Abstract

Photobiomodulation (PBM) therapy has been noted to promote cell proliferation and growth in many different cell types shown both in vitro and in vivo. Currently, treatment regimens are used in the clinic for a variety of ailments, including wound healing. However, most protocols treat an anatomical site without considering individual cell types constituting the target tissues. This study investigates the maximal dose threshold for oral keratinocyte and fibroblast cell types treated with near-infrared laser therapy.
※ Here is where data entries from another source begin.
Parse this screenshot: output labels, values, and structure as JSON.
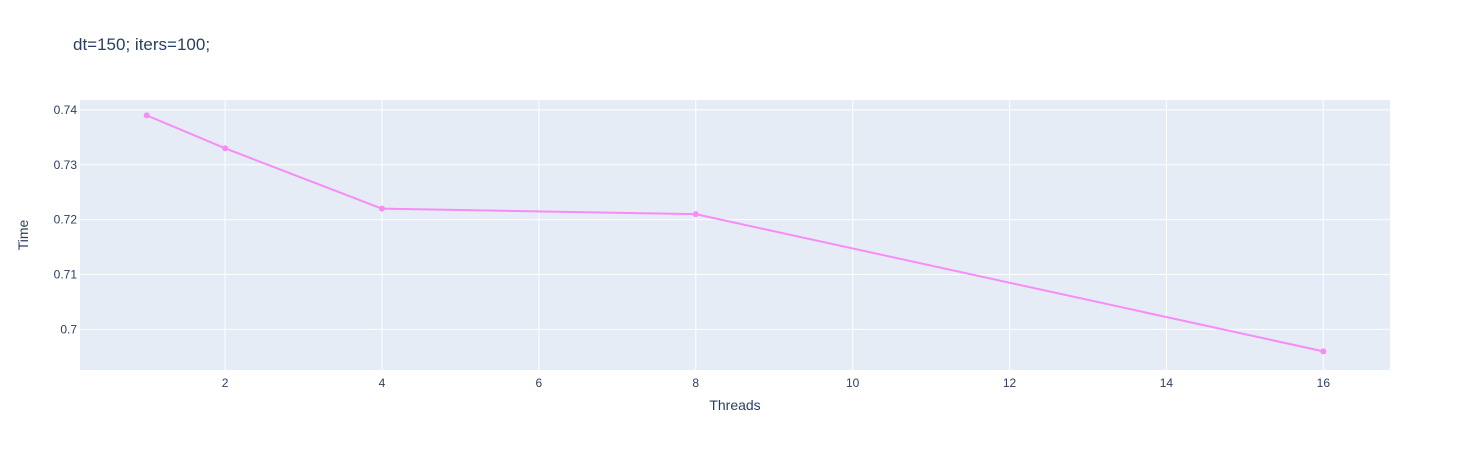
{
  "chart_data": {
    "type": "line",
    "title": "dt=150; iters=100;",
    "xlabel": "Threads",
    "ylabel": "Time",
    "x": [
      1,
      2,
      4,
      8,
      16
    ],
    "series": [
      {
        "values": [
          0.739,
          0.733,
          0.722,
          0.721,
          0.696
        ],
        "color": "#f68cf6"
      }
    ],
    "xlim": [
      0.15,
      16.85
    ],
    "ylim": [
      0.6926,
      0.7418
    ],
    "x_ticks": [
      2,
      4,
      6,
      8,
      10,
      12,
      14,
      16
    ],
    "x_tick_labels": [
      "2",
      "4",
      "6",
      "8",
      "10",
      "12",
      "14",
      "16"
    ],
    "y_ticks": [
      0.7,
      0.71,
      0.72,
      0.73,
      0.74
    ],
    "y_tick_labels": [
      "0.7",
      "0.71",
      "0.72",
      "0.73",
      "0.74"
    ],
    "grid": true,
    "legend": "none",
    "colors": {
      "plot_background": "#e5ecf6",
      "grid": "#ffffff",
      "text": "#2a3f5f"
    }
  }
}
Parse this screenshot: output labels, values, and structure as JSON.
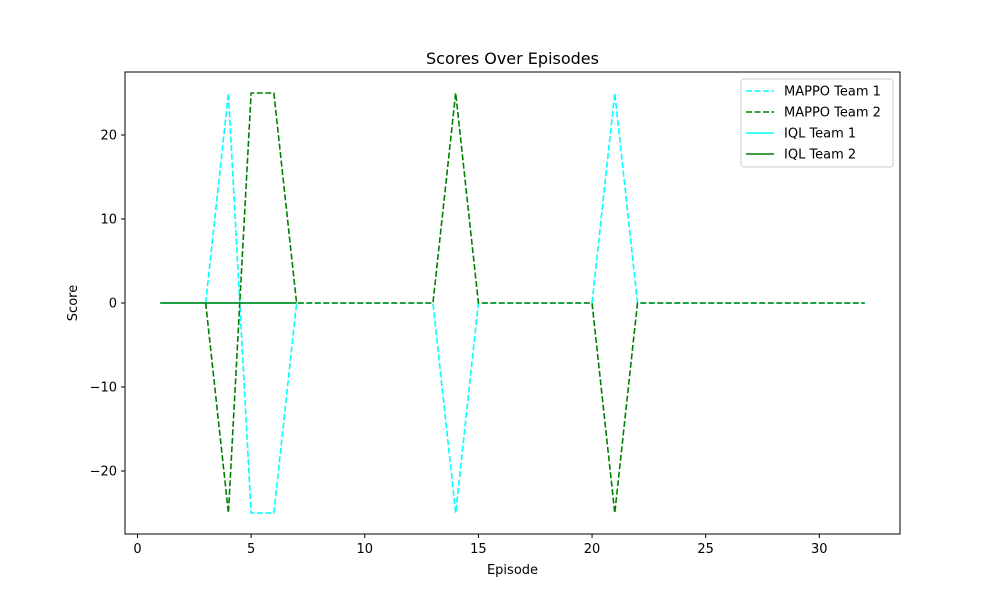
{
  "chart_data": {
    "type": "line",
    "title": "Scores Over Episodes",
    "xlabel": "Episode",
    "ylabel": "Score",
    "xlim": [
      -0.55,
      33.55
    ],
    "ylim": [
      -27.5,
      27.5
    ],
    "xticks": [
      0,
      5,
      10,
      15,
      20,
      25,
      30
    ],
    "yticks": [
      -20,
      -10,
      0,
      10,
      20
    ],
    "grid": false,
    "legend_position": "top-right",
    "series": [
      {
        "name": "MAPPO Team 1",
        "color": "#00ffff",
        "style": "dashed",
        "x": [
          3,
          4,
          5,
          6,
          7,
          8,
          9,
          10,
          11,
          12,
          13,
          14,
          15,
          16,
          17,
          18,
          19,
          20,
          21,
          22,
          23,
          24,
          25,
          26,
          27,
          28,
          29,
          30,
          31,
          32
        ],
        "y": [
          0,
          25,
          -25,
          -25,
          0,
          0,
          0,
          0,
          0,
          0,
          0,
          -25,
          0,
          0,
          0,
          0,
          0,
          0,
          25,
          0,
          0,
          0,
          0,
          0,
          0,
          0,
          0,
          0,
          0,
          0
        ]
      },
      {
        "name": "MAPPO Team 2",
        "color": "#008000",
        "style": "dashed",
        "x": [
          3,
          4,
          5,
          6,
          7,
          8,
          9,
          10,
          11,
          12,
          13,
          14,
          15,
          16,
          17,
          18,
          19,
          20,
          21,
          22,
          23,
          24,
          25,
          26,
          27,
          28,
          29,
          30,
          31,
          32
        ],
        "y": [
          0,
          -25,
          25,
          25,
          0,
          0,
          0,
          0,
          0,
          0,
          0,
          25,
          0,
          0,
          0,
          0,
          0,
          0,
          -25,
          0,
          0,
          0,
          0,
          0,
          0,
          0,
          0,
          0,
          0,
          0
        ]
      },
      {
        "name": "IQL Team 1",
        "color": "#00ffff",
        "style": "solid",
        "x": [
          1,
          2,
          3,
          4,
          5,
          6,
          7
        ],
        "y": [
          0,
          0,
          0,
          0,
          0,
          0,
          0
        ]
      },
      {
        "name": "IQL Team 2",
        "color": "#008000",
        "style": "solid",
        "x": [
          1,
          2,
          3,
          4,
          5,
          6,
          7
        ],
        "y": [
          0,
          0,
          0,
          0,
          0,
          0,
          0
        ]
      }
    ]
  }
}
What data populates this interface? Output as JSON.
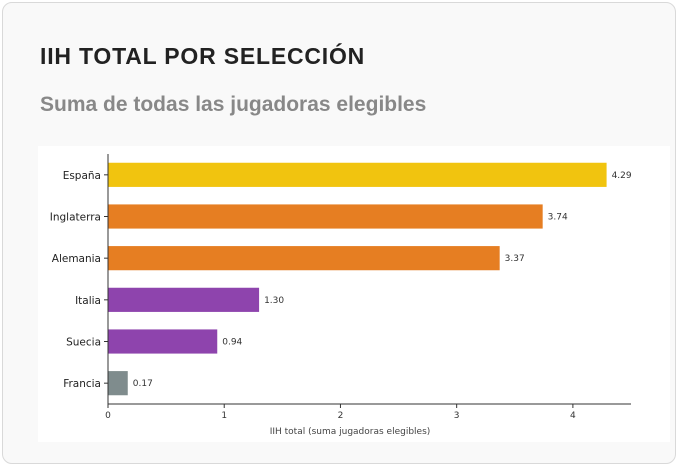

We observed keratinocytes have increased sensitivity to laser irradiances (>0.047 W/cm2 , 300sec, 14.2J/cm2 ) compared to the fibroblast cells (>0.057 W/cm2 , 300sec, 15.1 J/cm2 ) (p<0.0001). Laser treatments were noted to generate increased reactive oxygen species (ROS) levels in keratinocytes compared to fibroblasts that appeared to inversely correlate with higher basal catalase expression. To validate these observations, melatonin was used to treat keratinocytes to induce catalase activity (p<0.0001). Increased melatonin-induced catalase levels were noted to significantly improve keratinocyte survival to phototoxic laser doses. These observations suggest that clinical laser dosing should account for differential effects of lasers on individual cell types to improve safety and clinical efficacy of PBM therapy.